Selon Görlitz, la situation devenait incontrôlable.

“L’ensemble des médias, pas seulement en Allemagne mais aussi aux Etats-Unis, ont sauté sur cette planche de surf suite aux accusations superficielles portées contre moi”, a-t-il déclaré.

Goerlitz se souvient qu’il se trouvait à New York lorsque l’histoire a explosé et a déclaré qu’il faisait une présentation à la Liberty State House lorsqu’il a entendu les médias du monde entier l’accuser d’avoir volé les pyramides.

Il a déclaré que les conséquences du scandale étaient graves.

“Ils m’ont facturé 92 000 $”, a déclaré Goerlitz, citant les frais juridiques accumulés au cours des années de batailles judiciaires et d’enquêtes.

Il a déclaré avoir perdu des postes, des adhésions et des opportunités professionnelles.

«Bien sûr, j’ai été renvoyé du Explorers Club de Manhattan. J’ai également été renvoyé de l’université. « Ça, ceci et cela », dit-il.

Mais ce qui le dérange le plus, c’est ce qui est arrivé à ses collègues égyptiens impliqués dans l’incident.

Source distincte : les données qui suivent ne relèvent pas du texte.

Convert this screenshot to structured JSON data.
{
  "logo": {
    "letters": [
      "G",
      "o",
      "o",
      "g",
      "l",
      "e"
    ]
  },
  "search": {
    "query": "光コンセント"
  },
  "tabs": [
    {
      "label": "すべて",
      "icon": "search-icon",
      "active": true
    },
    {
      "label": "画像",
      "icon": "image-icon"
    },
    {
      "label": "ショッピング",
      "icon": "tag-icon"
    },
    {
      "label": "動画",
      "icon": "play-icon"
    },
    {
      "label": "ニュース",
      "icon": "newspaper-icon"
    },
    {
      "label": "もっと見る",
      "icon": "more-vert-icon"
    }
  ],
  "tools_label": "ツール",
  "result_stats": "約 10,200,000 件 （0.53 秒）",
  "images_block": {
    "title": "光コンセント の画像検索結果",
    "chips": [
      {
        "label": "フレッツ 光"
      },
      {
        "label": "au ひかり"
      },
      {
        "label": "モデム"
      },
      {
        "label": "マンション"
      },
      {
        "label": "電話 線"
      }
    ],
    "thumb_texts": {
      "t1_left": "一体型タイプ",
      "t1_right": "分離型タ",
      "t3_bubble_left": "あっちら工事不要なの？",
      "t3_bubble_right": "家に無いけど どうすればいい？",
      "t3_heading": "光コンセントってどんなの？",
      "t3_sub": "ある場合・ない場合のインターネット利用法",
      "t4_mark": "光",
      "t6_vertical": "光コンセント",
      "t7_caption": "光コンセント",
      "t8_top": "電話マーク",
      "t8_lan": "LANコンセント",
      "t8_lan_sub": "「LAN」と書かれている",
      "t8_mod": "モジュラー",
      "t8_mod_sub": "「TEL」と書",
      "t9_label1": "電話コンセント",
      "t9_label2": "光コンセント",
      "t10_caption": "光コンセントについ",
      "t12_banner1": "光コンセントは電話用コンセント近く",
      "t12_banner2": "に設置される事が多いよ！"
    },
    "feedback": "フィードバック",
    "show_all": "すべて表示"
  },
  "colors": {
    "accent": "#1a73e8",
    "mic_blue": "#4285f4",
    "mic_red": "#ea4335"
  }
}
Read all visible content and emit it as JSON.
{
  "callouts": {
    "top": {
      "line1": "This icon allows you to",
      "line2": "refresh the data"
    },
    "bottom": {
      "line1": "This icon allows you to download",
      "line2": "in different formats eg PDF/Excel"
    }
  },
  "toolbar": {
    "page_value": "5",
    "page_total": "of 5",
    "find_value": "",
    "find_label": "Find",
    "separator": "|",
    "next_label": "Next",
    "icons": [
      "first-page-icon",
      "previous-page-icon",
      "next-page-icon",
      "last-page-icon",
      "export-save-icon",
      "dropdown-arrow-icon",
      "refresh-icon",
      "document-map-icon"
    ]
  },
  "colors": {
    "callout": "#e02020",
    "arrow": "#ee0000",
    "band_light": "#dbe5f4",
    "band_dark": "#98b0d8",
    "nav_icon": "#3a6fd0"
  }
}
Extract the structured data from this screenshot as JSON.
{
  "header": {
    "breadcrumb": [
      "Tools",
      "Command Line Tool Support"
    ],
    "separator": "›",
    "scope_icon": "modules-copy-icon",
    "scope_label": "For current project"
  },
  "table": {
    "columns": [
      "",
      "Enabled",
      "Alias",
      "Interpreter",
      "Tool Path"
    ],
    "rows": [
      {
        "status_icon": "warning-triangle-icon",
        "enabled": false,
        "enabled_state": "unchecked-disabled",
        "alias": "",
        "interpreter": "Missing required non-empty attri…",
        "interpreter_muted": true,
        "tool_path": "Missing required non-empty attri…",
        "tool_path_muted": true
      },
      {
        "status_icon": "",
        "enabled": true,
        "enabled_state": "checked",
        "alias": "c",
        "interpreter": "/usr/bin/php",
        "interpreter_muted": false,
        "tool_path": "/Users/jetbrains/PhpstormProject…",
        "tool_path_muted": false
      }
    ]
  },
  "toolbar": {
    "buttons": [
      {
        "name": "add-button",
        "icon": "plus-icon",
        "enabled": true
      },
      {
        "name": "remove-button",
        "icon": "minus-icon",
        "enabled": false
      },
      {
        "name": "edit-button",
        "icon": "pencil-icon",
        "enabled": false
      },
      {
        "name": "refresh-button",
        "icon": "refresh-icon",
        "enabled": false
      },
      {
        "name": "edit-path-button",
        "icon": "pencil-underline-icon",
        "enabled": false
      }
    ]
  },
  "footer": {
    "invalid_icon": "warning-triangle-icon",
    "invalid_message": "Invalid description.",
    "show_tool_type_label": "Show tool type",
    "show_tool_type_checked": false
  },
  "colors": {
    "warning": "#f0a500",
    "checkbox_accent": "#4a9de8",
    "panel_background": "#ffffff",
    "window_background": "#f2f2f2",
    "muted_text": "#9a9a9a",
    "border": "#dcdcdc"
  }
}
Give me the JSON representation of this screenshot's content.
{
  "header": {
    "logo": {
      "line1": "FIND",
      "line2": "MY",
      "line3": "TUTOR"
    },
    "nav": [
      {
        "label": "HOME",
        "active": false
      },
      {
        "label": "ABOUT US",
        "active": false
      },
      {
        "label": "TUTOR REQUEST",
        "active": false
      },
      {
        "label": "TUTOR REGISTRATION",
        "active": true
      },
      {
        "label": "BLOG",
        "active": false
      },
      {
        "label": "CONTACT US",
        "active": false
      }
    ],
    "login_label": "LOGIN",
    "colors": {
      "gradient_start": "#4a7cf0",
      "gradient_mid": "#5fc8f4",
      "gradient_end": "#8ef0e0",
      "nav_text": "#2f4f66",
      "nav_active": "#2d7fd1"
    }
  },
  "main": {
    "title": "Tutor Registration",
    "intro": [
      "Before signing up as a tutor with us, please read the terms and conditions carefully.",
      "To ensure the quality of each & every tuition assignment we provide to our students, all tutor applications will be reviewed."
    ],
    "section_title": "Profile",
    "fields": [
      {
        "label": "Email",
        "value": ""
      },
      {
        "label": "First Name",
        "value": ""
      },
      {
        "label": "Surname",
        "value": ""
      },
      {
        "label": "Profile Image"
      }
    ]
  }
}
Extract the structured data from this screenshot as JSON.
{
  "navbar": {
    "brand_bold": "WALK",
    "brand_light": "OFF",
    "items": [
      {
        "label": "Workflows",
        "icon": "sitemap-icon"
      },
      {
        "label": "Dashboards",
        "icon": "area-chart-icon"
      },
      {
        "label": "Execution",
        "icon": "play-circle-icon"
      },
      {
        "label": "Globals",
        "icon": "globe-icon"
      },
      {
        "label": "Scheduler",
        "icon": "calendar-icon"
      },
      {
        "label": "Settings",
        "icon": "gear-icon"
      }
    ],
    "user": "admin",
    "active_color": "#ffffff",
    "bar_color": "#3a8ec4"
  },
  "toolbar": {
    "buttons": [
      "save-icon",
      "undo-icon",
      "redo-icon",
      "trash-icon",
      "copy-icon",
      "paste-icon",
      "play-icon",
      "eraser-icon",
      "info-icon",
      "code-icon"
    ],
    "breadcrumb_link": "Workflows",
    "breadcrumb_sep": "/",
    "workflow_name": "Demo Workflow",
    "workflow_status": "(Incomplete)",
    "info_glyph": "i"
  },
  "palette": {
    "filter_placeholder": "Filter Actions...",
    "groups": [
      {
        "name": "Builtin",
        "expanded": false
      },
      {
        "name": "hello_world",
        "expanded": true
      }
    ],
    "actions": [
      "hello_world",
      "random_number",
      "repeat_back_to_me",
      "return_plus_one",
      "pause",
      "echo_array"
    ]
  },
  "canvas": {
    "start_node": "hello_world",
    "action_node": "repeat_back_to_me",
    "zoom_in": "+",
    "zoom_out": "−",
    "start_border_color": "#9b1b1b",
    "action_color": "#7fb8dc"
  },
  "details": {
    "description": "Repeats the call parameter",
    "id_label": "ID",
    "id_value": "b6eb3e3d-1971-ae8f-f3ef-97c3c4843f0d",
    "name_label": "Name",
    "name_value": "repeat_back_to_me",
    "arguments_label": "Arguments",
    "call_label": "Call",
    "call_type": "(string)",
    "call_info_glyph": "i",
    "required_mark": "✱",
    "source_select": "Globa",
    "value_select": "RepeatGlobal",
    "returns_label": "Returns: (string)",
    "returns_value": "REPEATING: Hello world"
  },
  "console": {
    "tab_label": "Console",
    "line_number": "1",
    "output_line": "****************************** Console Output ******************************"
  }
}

« Six Égyptiens ont été condamnés à cinq ans de prison », a-t-il déclaré. “Rien, absolument rien.”

Plus d’une décennie plus tard, Goerlitz a déclaré qu’il essayait toujours de persuader les gens de reconsidérer ce qui s’est passé à l’intérieur de la Grande Pyramide.

«Personne ne m’écoute», dit-il.

Néanmoins, il a insisté sur le fait que l’accusation était fausse.

«Je suis innocent», a déclaré Görlitz. «Nous sommes venus en amis et en collègues scientifiques.»

Les photos, documents et témoignages recueillis au fil des années par Görlitz convergent tous vers la même conclusion.

“C’est une histoire vraie”, a-t-il déclaré.